Nothing says "Happy Monday" like a probe down your nose.
Notice I didn't say "up my nose." The fact is, the "up" portion of your nose is just a way station to the long dive into your esophagus. How do I know this? Because bright and early on Monday morning I visited the friendly neighborhood Otolaryngologist who did just that. After asking me a barrage of questions about my sleeping, eating and breathing habits/problems, he used a device that vaguely resembled one of those paint guns used by airbrushed t-shirt vendors in malls across the country, to spray an anesthetic into my nose and down my throat. Small piece of advice? Avoid this process if you can. The anesthetic tastes of concentrated mold and the entire process is like shooting milk out your nose... in reverse. Not cool.

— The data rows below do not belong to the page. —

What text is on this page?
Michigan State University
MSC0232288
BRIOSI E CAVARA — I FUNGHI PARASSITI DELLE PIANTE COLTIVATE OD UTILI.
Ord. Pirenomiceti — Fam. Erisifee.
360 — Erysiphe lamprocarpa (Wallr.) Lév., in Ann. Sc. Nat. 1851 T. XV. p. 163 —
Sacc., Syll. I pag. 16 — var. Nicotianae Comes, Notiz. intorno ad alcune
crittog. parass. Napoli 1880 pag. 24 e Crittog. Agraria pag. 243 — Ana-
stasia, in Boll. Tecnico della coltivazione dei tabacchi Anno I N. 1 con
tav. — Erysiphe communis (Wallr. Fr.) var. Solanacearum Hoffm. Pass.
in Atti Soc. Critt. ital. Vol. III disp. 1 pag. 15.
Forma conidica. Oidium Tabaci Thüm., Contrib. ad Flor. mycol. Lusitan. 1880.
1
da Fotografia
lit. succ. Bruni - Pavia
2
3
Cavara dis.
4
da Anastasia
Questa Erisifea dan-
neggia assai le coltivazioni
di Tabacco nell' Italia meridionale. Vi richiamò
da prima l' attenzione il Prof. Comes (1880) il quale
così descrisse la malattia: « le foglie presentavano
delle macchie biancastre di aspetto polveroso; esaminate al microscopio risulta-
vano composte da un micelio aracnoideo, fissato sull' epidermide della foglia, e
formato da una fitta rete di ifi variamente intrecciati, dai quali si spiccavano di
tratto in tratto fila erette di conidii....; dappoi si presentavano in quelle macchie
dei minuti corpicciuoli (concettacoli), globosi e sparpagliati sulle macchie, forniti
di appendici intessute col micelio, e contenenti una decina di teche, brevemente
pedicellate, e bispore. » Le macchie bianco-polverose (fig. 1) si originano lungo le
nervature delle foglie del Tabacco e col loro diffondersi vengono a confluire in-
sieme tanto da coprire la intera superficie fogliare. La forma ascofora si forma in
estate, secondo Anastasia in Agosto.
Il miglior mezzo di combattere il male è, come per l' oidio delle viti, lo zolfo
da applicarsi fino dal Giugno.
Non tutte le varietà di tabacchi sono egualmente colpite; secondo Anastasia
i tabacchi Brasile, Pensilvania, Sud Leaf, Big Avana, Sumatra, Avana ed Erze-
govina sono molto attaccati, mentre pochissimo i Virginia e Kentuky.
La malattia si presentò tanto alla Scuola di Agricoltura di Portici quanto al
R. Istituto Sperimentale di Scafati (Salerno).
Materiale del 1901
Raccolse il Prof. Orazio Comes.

But really, the probe wasn't the worst of it. What really frosted me was that right before he shoved that thing with the articulated tip into one of my few facial orifices, he cocks his head to the right, narrows his eyes ever so slightly and asks, "Did you know your nose is crooked?" WHAT? Is it not enough that you're about to challenge my very strong gag reflex and take an intimate look at my inner workings a la Dennis Quaid in Innerspace? Do you really have to draw attention to a flaw that by your estimation is not only a) totally normal but b) not at ALL related to any of the problems I came to see you for? Really.
Someone needs to work on their bedside manner.